The health and wellbeing of the mules was paramount and during training mule stewardship was given a high priority. There were qualified Veterinary Officers available, but usually the Animal Transport Officers and the mule handlers (muleteers) took care of the health of an animal. Wingate set high standards for these officers, often carrying out inspections at short notice and correcting any mistakes or mishandling.
Mules were fed on fodder dropped for them during column air supply drops. When this ran out and supply drops proved unrealistic, they were fed on fresh bamboo shoots from the
surrounding jungle. After a time in Burma the animals began to suffer from leg galls, bloated stomachs (due to the lack of suitable fodder) and eventually anthrax. Most of these animals had to be destroyed. It is also well documented that when rations became scarce for the men, mules were sometimes eaten to supplement their diet,
the ultimate sacrifice for these unfortunate animals.
At various times up to 130 Elephants were employed by 77 Brigade in the movement of heavy supplies up until the Chindwin River, with each tusker able to carry 800 pounds in weight.
The horses and ponies eventually
were used for carrying casualties in Burma.

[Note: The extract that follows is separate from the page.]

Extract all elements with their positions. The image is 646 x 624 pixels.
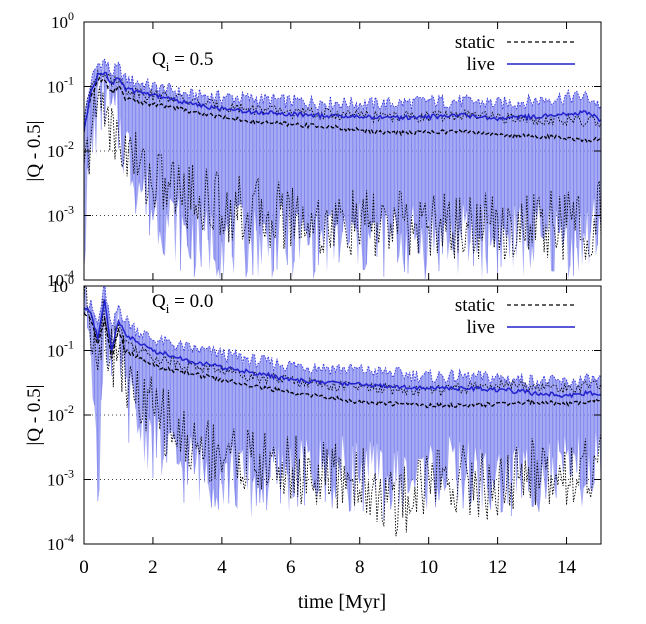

The
Animal Transport Officer (ATO) and his Sergeant were usually mounted, and they were the only individuals who had horses as of right. Horses were also useful for intercommunication between columns. Some extremely gallant actions were performed by mounted men on different occasions. In February 1943, a young officer from the Burma Rifles
by the name of Toye, rode forty miles through hostile country from Tonmakeng to Myene to bring Wingate news of Japanese movements.